Riceviamo da Tamara Torresi e pubblichiamo
Oggi i regali di Natale arrivano già a inizio dicembre, ordinati online, scelti dai bambini con pochi clic, senza nemmeno la magia di una letterina scritta a mano. Non c’è più l’attesa, né la sorpresa. I bambini ricevono spesso troppo e troppo presto.
Giochi che si moltiplicano, pacchi che si accumulano sotto l’albero ancora prima che arrivi la notte del 24 dicembre, per non parlare dei dolci tradizionali ormai in vendita da mesi negli scaffali dei supermercati. Mi tornano in mente i racconti della mia famiglia. Mia zia ricordava con emozione il Natale della sua infanzia, quando sotto l’albero trovava una bambola.

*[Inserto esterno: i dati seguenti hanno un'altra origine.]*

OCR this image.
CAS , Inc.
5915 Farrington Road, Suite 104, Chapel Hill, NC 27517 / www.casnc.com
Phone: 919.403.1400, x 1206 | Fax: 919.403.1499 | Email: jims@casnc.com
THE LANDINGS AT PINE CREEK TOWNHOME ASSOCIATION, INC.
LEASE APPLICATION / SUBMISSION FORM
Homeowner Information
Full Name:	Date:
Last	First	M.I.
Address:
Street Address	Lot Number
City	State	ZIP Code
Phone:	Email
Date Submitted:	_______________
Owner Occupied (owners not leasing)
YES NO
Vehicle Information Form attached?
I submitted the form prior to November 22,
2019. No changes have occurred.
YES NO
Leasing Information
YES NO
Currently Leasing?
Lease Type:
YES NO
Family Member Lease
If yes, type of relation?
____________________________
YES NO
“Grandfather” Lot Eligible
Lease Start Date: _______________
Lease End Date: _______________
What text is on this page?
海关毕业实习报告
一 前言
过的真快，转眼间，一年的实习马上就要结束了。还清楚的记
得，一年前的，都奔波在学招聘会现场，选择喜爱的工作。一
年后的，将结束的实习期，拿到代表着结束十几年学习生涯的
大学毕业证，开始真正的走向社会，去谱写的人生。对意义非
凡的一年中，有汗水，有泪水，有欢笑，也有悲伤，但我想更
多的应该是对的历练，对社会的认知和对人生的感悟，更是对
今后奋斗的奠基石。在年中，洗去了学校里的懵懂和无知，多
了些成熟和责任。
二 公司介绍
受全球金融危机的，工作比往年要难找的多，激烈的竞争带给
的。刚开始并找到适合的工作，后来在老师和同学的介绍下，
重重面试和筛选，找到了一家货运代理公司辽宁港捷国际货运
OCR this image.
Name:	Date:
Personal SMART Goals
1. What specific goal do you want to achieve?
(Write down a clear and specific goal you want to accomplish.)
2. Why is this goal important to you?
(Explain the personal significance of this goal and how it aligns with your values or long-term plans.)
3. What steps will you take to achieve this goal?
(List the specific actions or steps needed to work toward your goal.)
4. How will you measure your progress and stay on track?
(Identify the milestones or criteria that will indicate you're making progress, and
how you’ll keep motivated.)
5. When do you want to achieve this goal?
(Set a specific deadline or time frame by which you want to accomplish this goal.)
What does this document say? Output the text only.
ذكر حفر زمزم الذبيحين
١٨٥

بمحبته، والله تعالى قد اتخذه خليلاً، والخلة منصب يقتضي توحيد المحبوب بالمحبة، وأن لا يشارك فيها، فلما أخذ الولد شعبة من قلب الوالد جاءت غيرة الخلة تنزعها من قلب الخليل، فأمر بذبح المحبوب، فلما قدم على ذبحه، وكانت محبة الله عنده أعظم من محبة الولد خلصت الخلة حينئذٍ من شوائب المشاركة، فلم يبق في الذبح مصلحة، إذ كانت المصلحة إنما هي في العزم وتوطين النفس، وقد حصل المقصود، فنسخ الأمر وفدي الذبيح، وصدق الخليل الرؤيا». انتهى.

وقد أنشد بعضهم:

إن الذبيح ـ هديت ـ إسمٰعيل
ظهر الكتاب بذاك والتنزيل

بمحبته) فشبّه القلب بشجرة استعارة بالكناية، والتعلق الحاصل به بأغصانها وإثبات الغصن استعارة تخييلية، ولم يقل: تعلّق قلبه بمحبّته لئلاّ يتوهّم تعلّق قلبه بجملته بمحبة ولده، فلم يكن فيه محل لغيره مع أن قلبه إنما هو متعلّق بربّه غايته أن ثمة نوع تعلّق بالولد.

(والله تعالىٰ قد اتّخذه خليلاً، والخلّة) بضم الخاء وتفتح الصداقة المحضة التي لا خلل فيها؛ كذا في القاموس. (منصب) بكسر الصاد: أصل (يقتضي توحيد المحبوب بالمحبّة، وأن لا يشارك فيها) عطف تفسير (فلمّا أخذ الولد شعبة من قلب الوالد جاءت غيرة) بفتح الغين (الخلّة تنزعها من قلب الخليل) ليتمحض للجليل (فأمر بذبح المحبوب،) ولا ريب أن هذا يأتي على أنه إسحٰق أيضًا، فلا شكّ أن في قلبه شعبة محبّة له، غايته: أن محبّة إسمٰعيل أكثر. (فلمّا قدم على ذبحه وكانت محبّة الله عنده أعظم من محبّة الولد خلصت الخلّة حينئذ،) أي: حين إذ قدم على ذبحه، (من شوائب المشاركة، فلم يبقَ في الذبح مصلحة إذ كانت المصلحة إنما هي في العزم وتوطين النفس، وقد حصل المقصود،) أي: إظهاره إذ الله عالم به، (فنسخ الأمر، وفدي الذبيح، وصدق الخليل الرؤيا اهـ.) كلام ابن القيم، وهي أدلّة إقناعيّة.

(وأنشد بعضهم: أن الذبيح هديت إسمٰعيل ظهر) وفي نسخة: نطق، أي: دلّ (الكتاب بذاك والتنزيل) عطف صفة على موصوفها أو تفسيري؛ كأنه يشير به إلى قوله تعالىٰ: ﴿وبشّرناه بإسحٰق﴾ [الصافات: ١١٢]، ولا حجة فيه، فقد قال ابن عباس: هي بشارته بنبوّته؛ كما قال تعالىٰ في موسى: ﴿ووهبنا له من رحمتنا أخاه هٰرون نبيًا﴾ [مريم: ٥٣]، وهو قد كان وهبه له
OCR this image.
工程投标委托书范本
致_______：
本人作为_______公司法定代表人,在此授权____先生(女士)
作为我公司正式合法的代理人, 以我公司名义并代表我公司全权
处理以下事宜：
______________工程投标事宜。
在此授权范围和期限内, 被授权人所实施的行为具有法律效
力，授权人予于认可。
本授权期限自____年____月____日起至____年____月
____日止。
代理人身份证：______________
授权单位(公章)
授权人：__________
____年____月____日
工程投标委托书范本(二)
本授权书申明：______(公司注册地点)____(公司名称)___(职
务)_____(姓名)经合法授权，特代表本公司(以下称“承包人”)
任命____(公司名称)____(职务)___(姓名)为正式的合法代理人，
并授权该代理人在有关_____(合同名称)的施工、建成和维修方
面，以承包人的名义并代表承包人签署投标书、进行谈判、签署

Poteva giocarci solo pochi giorni, poi scompariva, custodita con cura dalla madre, per tornare prodigiosamente l’anno dopo nel giorno di Natale. Sempre lo stesso dono per tutti gli anni dell’infanzia, ma sempre apprezzato e amato.
O mia nonna, che raccontava che il Natale negli anni ‘20 era un giorno di vera festa perché era l’unico giorno dell’anno in cui si poteva mangiare fino a saziarsi, e non solo verdure e patate, come tutti gli altri giorni, ma soprattutto carne di maiale che nella tradizione contadina simboleggiava prosperità e buona annata: avere carne in tavola a Natale era un lusso.
Non c’erano regali materiali ma c’era la gioia e la gratitudine per un pasto condiviso. Oggi, invece, il rischio è quello di insegnare che il Natale è consumismo e velocità. Forse per recuperare il senso vero e profondo della festività basta poco: non serve tornare, come una volta, a regalare una sola bambola per dieci Natali, ma tornare a vivere la magia del Natale come un dono. Non da scartare in anticipo, ma da aspettare senza frenesia, riscoprendo la meraviglia delle emozioni.